I sometimes threaten go on strike. It’s then that my boss points out that, as I’m a poet, it basically makes no difference anyway.
‘What’s the difference between a striking worker and a poet?’ he asks me.
I jokingly reply that strikers tend to get more done than poets and, even though they’re striking, have a higher earning capacity.
‘Ha, ha, ha! LOL. Amiright?’ I add, in case he thinks I’m being serious. But, no, apparently it is actually the right answer.
‘I can see your life hasn’t been entirely wasted,’ he says. ‘At least you’ve learned one more thing than how to write iambic sodding pentameter. Fair play, I suppose.’
I can’t really complain about my working conditions as a poet. My ‘garret’ is a four-bedroom detached house on the Worcestershire-Birmingham border, I have easy access to notebooks, and more pencils than you can shake a stick at. But striking’s all about the money, really, isn’t it?

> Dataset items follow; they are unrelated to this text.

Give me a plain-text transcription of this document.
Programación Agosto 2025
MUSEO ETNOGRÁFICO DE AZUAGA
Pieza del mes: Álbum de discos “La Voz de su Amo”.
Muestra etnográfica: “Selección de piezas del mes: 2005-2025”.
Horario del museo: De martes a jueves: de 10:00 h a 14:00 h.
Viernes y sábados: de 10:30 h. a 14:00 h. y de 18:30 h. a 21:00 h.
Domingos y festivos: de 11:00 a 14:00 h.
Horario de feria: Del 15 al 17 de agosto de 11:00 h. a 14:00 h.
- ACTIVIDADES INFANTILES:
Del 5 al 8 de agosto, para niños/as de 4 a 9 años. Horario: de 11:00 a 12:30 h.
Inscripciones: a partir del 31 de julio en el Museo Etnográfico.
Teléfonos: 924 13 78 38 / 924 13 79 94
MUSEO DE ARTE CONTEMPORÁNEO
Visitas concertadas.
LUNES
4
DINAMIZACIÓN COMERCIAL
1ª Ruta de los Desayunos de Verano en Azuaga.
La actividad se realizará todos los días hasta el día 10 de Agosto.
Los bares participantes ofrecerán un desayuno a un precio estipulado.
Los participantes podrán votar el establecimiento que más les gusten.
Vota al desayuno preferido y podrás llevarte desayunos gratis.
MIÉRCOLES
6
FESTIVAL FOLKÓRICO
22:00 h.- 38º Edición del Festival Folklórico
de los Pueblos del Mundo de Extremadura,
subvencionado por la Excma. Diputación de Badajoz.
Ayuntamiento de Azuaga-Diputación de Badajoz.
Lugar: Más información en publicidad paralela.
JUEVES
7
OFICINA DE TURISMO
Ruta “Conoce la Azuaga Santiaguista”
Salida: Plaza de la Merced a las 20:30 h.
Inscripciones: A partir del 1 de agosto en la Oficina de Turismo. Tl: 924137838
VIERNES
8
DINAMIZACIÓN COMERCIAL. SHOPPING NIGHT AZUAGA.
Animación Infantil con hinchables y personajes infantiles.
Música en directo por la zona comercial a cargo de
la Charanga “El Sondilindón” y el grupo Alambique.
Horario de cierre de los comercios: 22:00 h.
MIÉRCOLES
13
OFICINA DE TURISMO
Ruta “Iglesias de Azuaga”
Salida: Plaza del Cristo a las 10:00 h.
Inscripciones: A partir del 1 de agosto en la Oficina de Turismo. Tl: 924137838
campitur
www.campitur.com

It’s reached the stage now that whenever I bring up the subject of a raise, my boss walks over to the cupboard, takes out the bicarb, and says, in that deadpan tone he’s spent the last five years trying to perfect, ‘That’s a close as you’re likely to get, Mr So-Called Poet.’
I point out that, as a so-called ‘So-Called Poet’, I’m the one who’s supposed to be handing out the metaphors.
And then I usually threaten to go on strike again and we find ourselves caught in an infinite loop from which there is no escape.